For the overall context of Curiosity’s travels, see Pinpointing Curiosity’s location in Gale Crater.
Since my previous February 14, 2017 update, Curiosity has worked its way through the dunes and has emerged, as planned at the head of what looks like a dry wash flowing down from Mount Sharp. At the time I had predicted that the science team would then have the rover make a beeline to Mount Sharp, following the smoothest route. That prediction is almost certainly wrong. Instead, the scientists are probably going to have the rover zig-zag its way south into the dry wash so that they can study the geology there. This is what they have been doing, as shown on the traverse map to the right, which shows Curiosity’s location through Sol 1664 (April 10). Ideally I expect them to want to check out the flow areas of the central parts of the wash as well as the contact point on either side where the color of the terrain changes from dark to light. This appears to be what they doing now, two weeks later, based on this update posted yesterday.

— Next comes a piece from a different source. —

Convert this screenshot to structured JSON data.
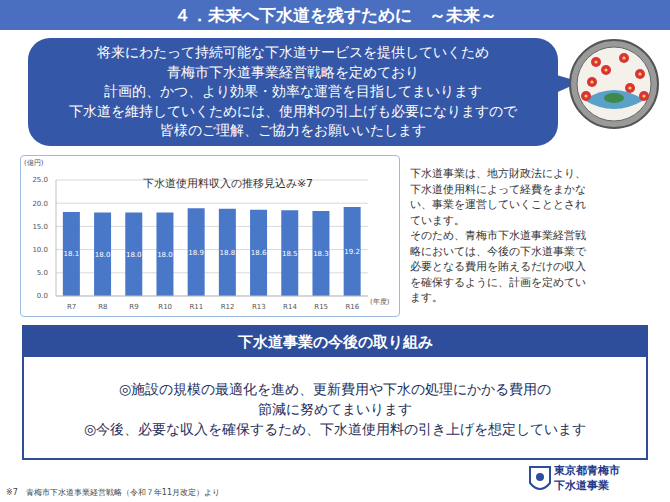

The 23 m drive on Sol 1673 put Curiosity alongside Murray bedrock blocks that appeared to be capped with a different material, with a darker color and smoother texture relative to the Murray
The two materials, separated by what looked like bright-toned, sulfate vein material, caught the GEO team’s eye, leading us to plan multiple observations of these materials. The “Sorrento Harbor” target aimed to capture the transition from the Murray bedrock to the vein material, and the “Bean Point” target investigated a gray patch among the vein material. This gray patch resembled similar gray patches targeted over the last several weeks given their unique textures and chemistries. The AEGIS-targeted ChemCam raster, acquired post-drive on Sol 1673, ended up hitting the darker, smoother capping material, but GEO complemented it with a second target, “Cape Levi”, on another patch of this material in front of the rover.
The image to the left, taken by Curiosity’s left navigation camera on sol 1673, shows the overall change in brightness at the contact between the wash and the darker areas around it.
The image angle appears to look away from the mountain and out across Gale Crater. In the distance you can see the crater rim, with the vast flat plains of the crater floor in between. The atmosphere is hazy with dust, so that the distant rim is faint against the sky. Quite spectacular.
Previously I had thought they would head into the canyon at the head of this wash. Without doubt that would be most exciting place to go, both in terms of science and sight-seeing. Realistically, this terrain, as breathtaking as it may be, might be too rough for Curiosity to traverse. If so, they will then I think head more to the southeast and up the smoother slopes of the mountain, visible in the image shown in my January 18, 2017 rover update.
For the overall context of Opportunity’s travels at Endeavour Crater, see Opportunity’s future travels on Mars.
Since my February 14, 2017 update, Opportunity has made great progress heading south along the outside rim of Endeavour Crater. The rover has generally stayed as close to the rim as possible, keeping to the high ground (as shown by the panoramas in this March 8, 2017 post).
Two days ago the science team released a new color panorama, looking south, noting in the press release that the rover was finally leaving the rough more mountainous high regions of the rim that it has been exploring since 2014 and heading now into a lower area of the rim, dubbed Perseverance Valley, which contains the gully that might have been formed by flowing liquid and indicated in the image on the traverse map on the right.
I have posted a reduced version of the color panorama below. If you click on it you can see the full resolution version. From my perspective, the terrain to the south doesn’t look that much different than the crest they have been traversing for the past two months. It also does not appear to be much lower in elevation. Nonetheless, the traverse image shows that it is generally smoother and will afford the rover a path downhill to the gully. From there, after they have thoroughly explored the gully and the geology around it, I think they might then decide to finally head out into the floor of Endeavour Crater itself.
One last note: Today the Mars Reconnaissance Orbiter team released a very cool image showing Opportunity’s landing platform, still sitting in the center of Eagle Crater, where the rover landed thirteen years ago in 2004. At that time everyone was thrilled the rover had landed in the center of that little crater, since it would give the rover a golden opportunity (no pun intended) to study the geology revealed by the impact. No one ever dreamed it would someday have the chance to study the geology of a crater a thousand times larger.